Though much more ambiguous and less far-reaching, given the fragmentation of the US regulatory system, and the important say that Congress has in implementing any technocratic plan from the executive, the US architects of the planned new regulatory framework, whilst also hoping for a similar final outcome, have produced a more nuanced plan which keeps universal banks, but give the Fed overall charge to control institutions deemed “too big to fail”. Is either plan likely to be adopted, or will politics determine that it is back to business as usual? An important clue to the political economy behind the current crisis in its epicentre (the US) is provided in arecent article by Simon Johnson (a former Chief Economist at the IMF).

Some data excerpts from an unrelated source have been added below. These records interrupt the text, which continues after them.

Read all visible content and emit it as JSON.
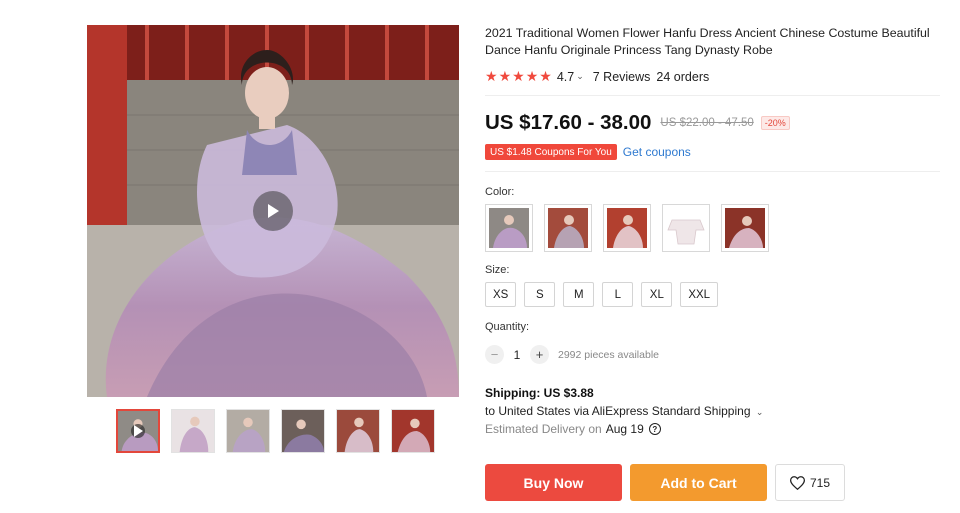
{
  "product": {
    "title": "2021 Traditional Women Flower Hanfu Dress Ancient Chinese Costume Beautiful Dance Hanfu Originale Princess Tang Dynasty Robe",
    "rating": "4.7",
    "reviews": "7 Reviews",
    "orders": "24 orders"
  },
  "price": {
    "current": "US $17.60 - 38.00",
    "original": "US $22.00 - 47.50",
    "discount": "-20%"
  },
  "coupon": {
    "tag": "US $1.48 Coupons For You",
    "link": "Get coupons"
  },
  "color": {
    "label": "Color:",
    "options": [
      "purple-dress-swatch",
      "mauve-dress-swatch",
      "red-background-swatch",
      "white-robe-swatch",
      "red-temple-swatch"
    ]
  },
  "size": {
    "label": "Size:",
    "options": [
      "XS",
      "S",
      "M",
      "L",
      "XL",
      "XXL"
    ]
  },
  "quantity": {
    "label": "Quantity:",
    "value": "1",
    "minus": "−",
    "plus": "+",
    "available": "2992 pieces available"
  },
  "shipping": {
    "price": "Shipping: US $3.88",
    "via": "to United States via AliExpress Standard Shipping",
    "estimate_label": "Estimated Delivery on",
    "estimate_date": "Aug 19",
    "help": "?"
  },
  "actions": {
    "buy_now": "Buy Now",
    "add_to_cart": "Add to Cart",
    "wishlist_count": "715"
  },
  "icons": {
    "star": "star-icon",
    "play": "play-icon",
    "heart": "heart-icon",
    "chevron": "chevron-down-icon"
  },
  "colors": {
    "accent_red": "#ec4a3f",
    "accent_orange": "#f39a2e",
    "link_blue": "#2f7ad0",
    "star_red": "#f04a3e"
  }
}
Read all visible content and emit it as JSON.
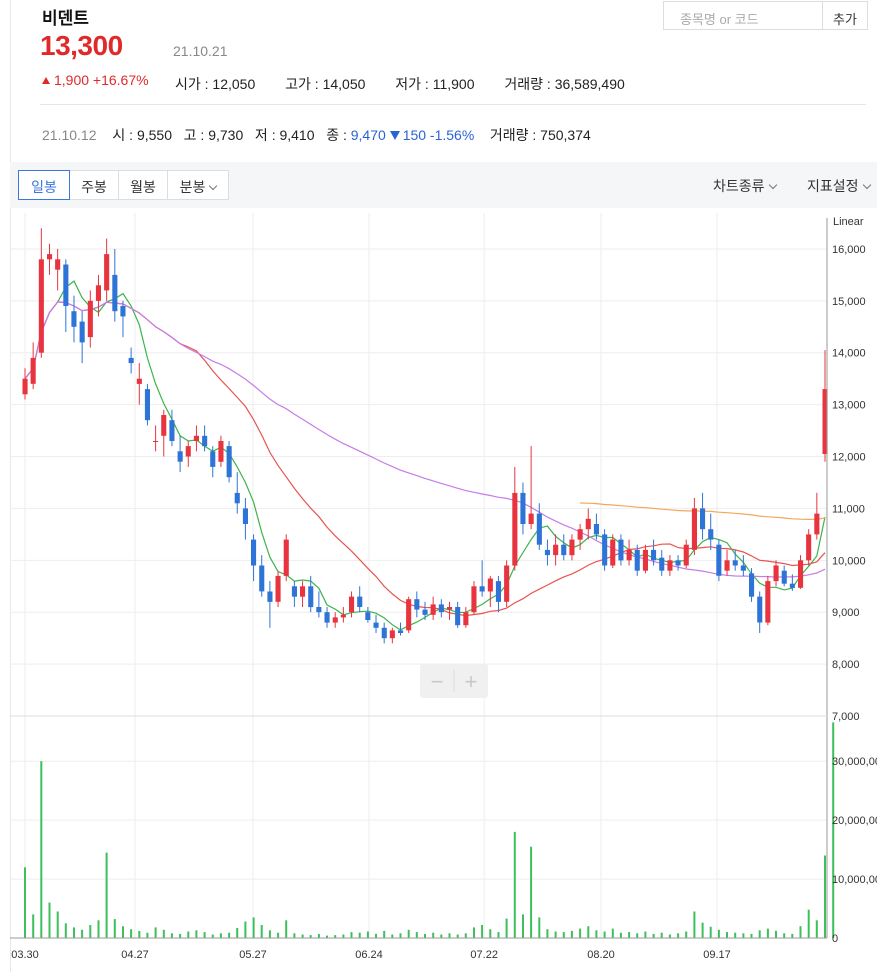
{
  "stock": {
    "name": "비덴트",
    "price": "13,300",
    "date": "21.10.21",
    "change": "1,900 +16.67%",
    "open": "시가 : 12,050",
    "high": "고가 : 14,050",
    "low": "저가 : 11,900",
    "volume": "거래량 : 36,589,490"
  },
  "search": {
    "placeholder": "종목명 or 코드",
    "add_label": "추가"
  },
  "prev_day": {
    "date": "21.10.12",
    "open": "시 : 9,550",
    "high": "고 : 9,730",
    "low": "저 : 9,410",
    "close_label": "종 : ",
    "close": "9,470",
    "change": "150 -1.56%",
    "volume": "거래량 : 750,374"
  },
  "toolbar": {
    "tabs": [
      "일봉",
      "주봉",
      "월봉",
      "분봉"
    ],
    "active_tab": "일봉",
    "chart_type": "차트종류",
    "indicator": "지표설정"
  },
  "colors": {
    "up": "#e8343f",
    "down": "#2e74d6",
    "volume": "#3dbf5b",
    "ma5": "#3cb44b",
    "ma20": "#e8544f",
    "ma60": "#c67ce8",
    "ma120": "#f5a65b"
  },
  "chart_data": {
    "type": "candlestick",
    "scale_label": "Linear",
    "price_axis": {
      "ylim": [
        7000,
        16500
      ],
      "ticks": [
        "16,000",
        "15,000",
        "14,000",
        "13,000",
        "12,000",
        "11,000",
        "10,000",
        "9,000",
        "8,000",
        "7,000"
      ]
    },
    "volume_axis": {
      "ylim": [
        0,
        37000000
      ],
      "ticks": [
        "30,000,00",
        "20,000,00",
        "10,000,00",
        "0"
      ]
    },
    "x_ticks": [
      "03.30",
      "04.27",
      "05.27",
      "06.24",
      "07.22",
      "08.20",
      "09.17"
    ],
    "zoom_controls": [
      "−",
      "+"
    ],
    "series": [
      {
        "name": "price",
        "values": [
          [
            13200,
            13700,
            13100,
            13500
          ],
          [
            13400,
            14200,
            13300,
            13900
          ],
          [
            14000,
            16400,
            13900,
            15800
          ],
          [
            15800,
            16100,
            15500,
            15900
          ],
          [
            15600,
            16000,
            15200,
            15800
          ],
          [
            15700,
            15800,
            14400,
            14900
          ],
          [
            14800,
            15100,
            14200,
            14500
          ],
          [
            14600,
            14800,
            13800,
            14200
          ],
          [
            14300,
            15200,
            14100,
            15000
          ],
          [
            15000,
            15500,
            14700,
            15300
          ],
          [
            15200,
            16200,
            15000,
            15900
          ],
          [
            15500,
            16000,
            14600,
            14800
          ],
          [
            14900,
            15000,
            14300,
            14700
          ],
          [
            13900,
            14100,
            13600,
            13800
          ],
          [
            13400,
            13800,
            13000,
            13500
          ],
          [
            13300,
            13400,
            12600,
            12700
          ],
          [
            12300,
            12600,
            12100,
            12300
          ],
          [
            12400,
            12900,
            12000,
            12800
          ],
          [
            12700,
            12900,
            12200,
            12300
          ],
          [
            12100,
            12400,
            11700,
            11900
          ],
          [
            12000,
            12300,
            11800,
            12200
          ],
          [
            12300,
            12600,
            12100,
            12400
          ],
          [
            12400,
            12600,
            12100,
            12200
          ],
          [
            12100,
            12200,
            11600,
            11800
          ],
          [
            11900,
            12400,
            11800,
            12300
          ],
          [
            12200,
            12300,
            11500,
            11600
          ],
          [
            11300,
            11700,
            10900,
            11100
          ],
          [
            11000,
            11200,
            10400,
            10700
          ],
          [
            10400,
            10500,
            9600,
            9900
          ],
          [
            9900,
            10100,
            9300,
            9400
          ],
          [
            9400,
            9600,
            8700,
            9200
          ],
          [
            9200,
            9800,
            9100,
            9700
          ],
          [
            9700,
            10500,
            9600,
            10400
          ],
          [
            9500,
            9600,
            9100,
            9300
          ],
          [
            9300,
            9600,
            9100,
            9500
          ],
          [
            9500,
            9700,
            9000,
            9100
          ],
          [
            9100,
            9400,
            8900,
            9000
          ],
          [
            9000,
            9100,
            8700,
            8800
          ],
          [
            8800,
            9000,
            8700,
            8900
          ],
          [
            8900,
            9100,
            8800,
            8950
          ],
          [
            9000,
            9400,
            8900,
            9300
          ],
          [
            9300,
            9500,
            9000,
            9100
          ],
          [
            9000,
            9100,
            8800,
            8850
          ],
          [
            8800,
            8950,
            8600,
            8700
          ],
          [
            8700,
            8800,
            8400,
            8500
          ],
          [
            8500,
            8700,
            8400,
            8650
          ],
          [
            8650,
            8800,
            8550,
            8600
          ],
          [
            8650,
            9300,
            8600,
            9250
          ],
          [
            9250,
            9400,
            8900,
            9050
          ],
          [
            9050,
            9200,
            8850,
            8950
          ],
          [
            8950,
            9300,
            8850,
            9150
          ],
          [
            9150,
            9250,
            8900,
            9000
          ],
          [
            9050,
            9200,
            8850,
            9100
          ],
          [
            9100,
            9200,
            8700,
            8750
          ],
          [
            8750,
            9100,
            8700,
            9000
          ],
          [
            9000,
            9600,
            8950,
            9500
          ],
          [
            9500,
            10000,
            9300,
            9400
          ],
          [
            9400,
            9700,
            9100,
            9650
          ],
          [
            9600,
            9700,
            9000,
            9200
          ],
          [
            9200,
            10000,
            9100,
            9900
          ],
          [
            9900,
            11800,
            9800,
            11300
          ],
          [
            11300,
            11500,
            10500,
            10700
          ],
          [
            10700,
            12200,
            10600,
            10900
          ],
          [
            10900,
            11100,
            10200,
            10300
          ],
          [
            10200,
            10400,
            9900,
            10100
          ],
          [
            10100,
            10500,
            9900,
            10300
          ],
          [
            10300,
            10500,
            10000,
            10100
          ],
          [
            10100,
            10500,
            10000,
            10400
          ],
          [
            10400,
            10700,
            10200,
            10600
          ],
          [
            10600,
            11000,
            10400,
            10800
          ],
          [
            10700,
            10900,
            10400,
            10500
          ],
          [
            10500,
            10600,
            9800,
            9900
          ],
          [
            9900,
            10500,
            9850,
            10400
          ],
          [
            10400,
            10500,
            9900,
            10000
          ],
          [
            10000,
            10400,
            9900,
            10200
          ],
          [
            10200,
            10300,
            9700,
            9800
          ],
          [
            9800,
            10300,
            9750,
            10200
          ],
          [
            10200,
            10400,
            9900,
            10000
          ],
          [
            10050,
            10200,
            9700,
            9800
          ],
          [
            9800,
            10100,
            9700,
            10000
          ],
          [
            10000,
            10100,
            9800,
            9900
          ],
          [
            9900,
            10400,
            9850,
            10300
          ],
          [
            10200,
            11200,
            10100,
            11000
          ],
          [
            11000,
            11300,
            10400,
            10600
          ],
          [
            10600,
            10900,
            10200,
            10400
          ],
          [
            10300,
            10400,
            9600,
            9700
          ],
          [
            9800,
            10200,
            9700,
            10000
          ],
          [
            10000,
            10200,
            9800,
            9900
          ],
          [
            9900,
            10100,
            9700,
            9800
          ],
          [
            9750,
            9850,
            9200,
            9300
          ],
          [
            9300,
            9400,
            8600,
            8800
          ],
          [
            8800,
            9700,
            8750,
            9600
          ],
          [
            9600,
            10000,
            9500,
            9900
          ],
          [
            9800,
            9900,
            9500,
            9550
          ],
          [
            9550,
            9730,
            9410,
            9470
          ],
          [
            9470,
            10100,
            9450,
            10000
          ],
          [
            10000,
            10600,
            9900,
            10500
          ],
          [
            10500,
            11300,
            10400,
            10900
          ],
          [
            12050,
            14050,
            11900,
            13300
          ]
        ]
      },
      {
        "name": "volume",
        "values": [
          12000000,
          4000000,
          30000000,
          6000000,
          4500000,
          2500000,
          1800000,
          1400000,
          2200000,
          3000000,
          14500000,
          3200000,
          2000000,
          1500000,
          1200000,
          900000,
          1800000,
          1400000,
          800000,
          700000,
          1100000,
          1300000,
          1000000,
          600000,
          800000,
          900000,
          1700000,
          2800000,
          3500000,
          2200000,
          1300000,
          900000,
          3000000,
          800000,
          600000,
          500000,
          700000,
          400000,
          500000,
          600000,
          1000000,
          900000,
          1100000,
          700000,
          1200000,
          600000,
          800000,
          1400000,
          1000000,
          700000,
          900000,
          600000,
          800000,
          600000,
          800000,
          1800000,
          2200000,
          1500000,
          1000000,
          3300000,
          18000000,
          4000000,
          15500000,
          3500000,
          1500000,
          1100000,
          1000000,
          1200000,
          1600000,
          2000000,
          1300000,
          1100000,
          1600000,
          900000,
          1000000,
          800000,
          1100000,
          700000,
          900000,
          600000,
          800000,
          1100000,
          4500000,
          2600000,
          1900000,
          1400000,
          1000000,
          900000,
          800000,
          700000,
          1300000,
          1600000,
          1200000,
          800000,
          700000,
          2000000,
          4800000,
          3000000,
          14000000,
          36589490
        ]
      }
    ]
  }
}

Like many of us who have been involved with Third World debt crises, he asks: who are the ‘rent-seekers’ who created the crisis and whose reluctance to take a ‘hair cut’ prevents the domestic polity from accepting the obvious cures? So that ultimately the intervention of an external agency like the IMF is need to administer the necessary cures. The crisis was caused by financiers taking ever risky gambles with the complicity of the government. This is reflected in the changing share of US domestic corporate profits that have gone to the financial sector. From 1973 to 1985 it was 16 per cent. In the 1990s it oscillated between 21 per cent and 30 per cent. In the last decade it reached 41 per cent. This was accompanied by a dramatic increase in pay: which rose from 99-108 per cent of the average for all domestic private industries to 181 per cent in 2007. This great increase and concentration of wealth has created a new financial oligarchy similar to the one in the early years of the last century. It has great political weight in the US. At its head is Goldman Sachs. It has provided Treasury secretaries under the last two US presidents and numerous alumni have held and continue to hold influential posts in devising and implementing US economic policy. (see Simon Johnson: “The Quiet Coup”, The Atlantic Online ,May 2009).

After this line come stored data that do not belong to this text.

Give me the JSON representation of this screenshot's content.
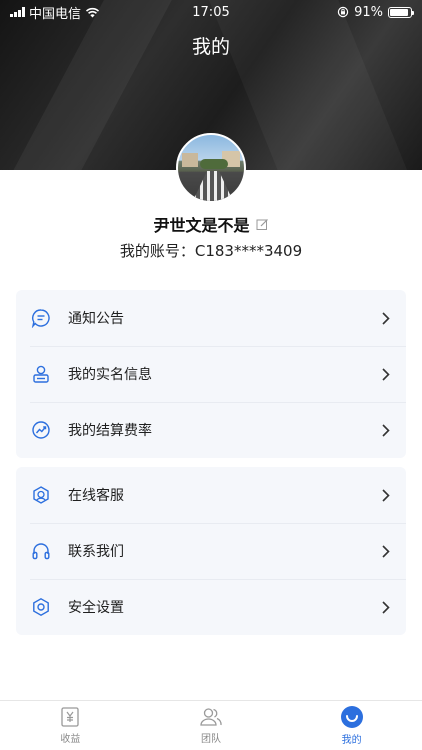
{
  "status_bar": {
    "carrier": "中国电信",
    "time": "17:05",
    "battery_percent": "91%",
    "battery_level": 0.91
  },
  "header": {
    "title": "我的"
  },
  "profile": {
    "name": "尹世文是不是",
    "account": "我的账号：C183****3409"
  },
  "menu_group_1": [
    {
      "label": "通知公告",
      "icon": "announcement-icon"
    },
    {
      "label": "我的实名信息",
      "icon": "id-badge-icon"
    },
    {
      "label": "我的结算费率",
      "icon": "rate-trend-icon"
    }
  ],
  "menu_group_2": [
    {
      "label": "在线客服",
      "icon": "customer-service-icon"
    },
    {
      "label": "联系我们",
      "icon": "headphones-icon"
    },
    {
      "label": "安全设置",
      "icon": "security-settings-icon"
    }
  ],
  "tabbar": [
    {
      "label": "收益",
      "icon": "earnings-icon",
      "active": false
    },
    {
      "label": "团队",
      "icon": "team-icon",
      "active": false
    },
    {
      "label": "我的",
      "icon": "profile-icon",
      "active": true
    }
  ],
  "colors": {
    "accent": "#2c6fde",
    "icon": "#2c6fde",
    "card_bg": "#f5f7fb"
  }
}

It is ironic that just as the centuryold rise, decline and now fall of GM marks the end of American industrial ascendancy, we are now seemingly in an era where “what is good for Goldman is good for America” or more generally Wall Street. I suspect that, apart from some tidying up of the myriad regulatory agencies, and with the Fed providing more effective resolution of failed and failing mega universal banks, the systemic risks posed by the repeal of the Glass-Steagall Act in the US will remain.

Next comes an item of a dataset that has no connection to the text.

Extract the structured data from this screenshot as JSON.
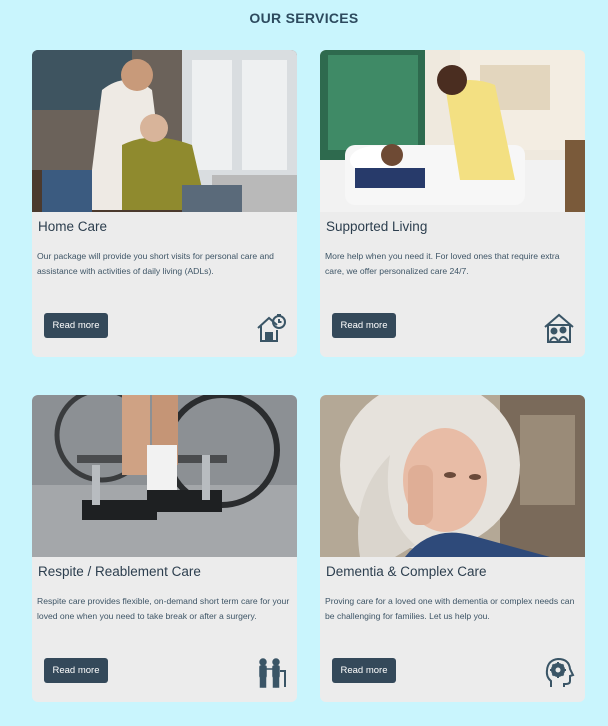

By contrast, with the Conservatives openly supporting Mervyn King’s diagnoses and remedies, the UK is more likely to create a more stable financial system. But, with its financiers already complaining that this will put London’s role as a financial centre at risk, it remains to be seen if the UK financial oligarchy will prevail against a thoroughly demoralised political class.
For India, if it moves towards the financial liberalisation recommended in my last column, Mervyn King’s Mansion House speech provides the ideal template. For it remains important to remember that finance, like foreign trade, is at best a handmaiden and not the engine of growth.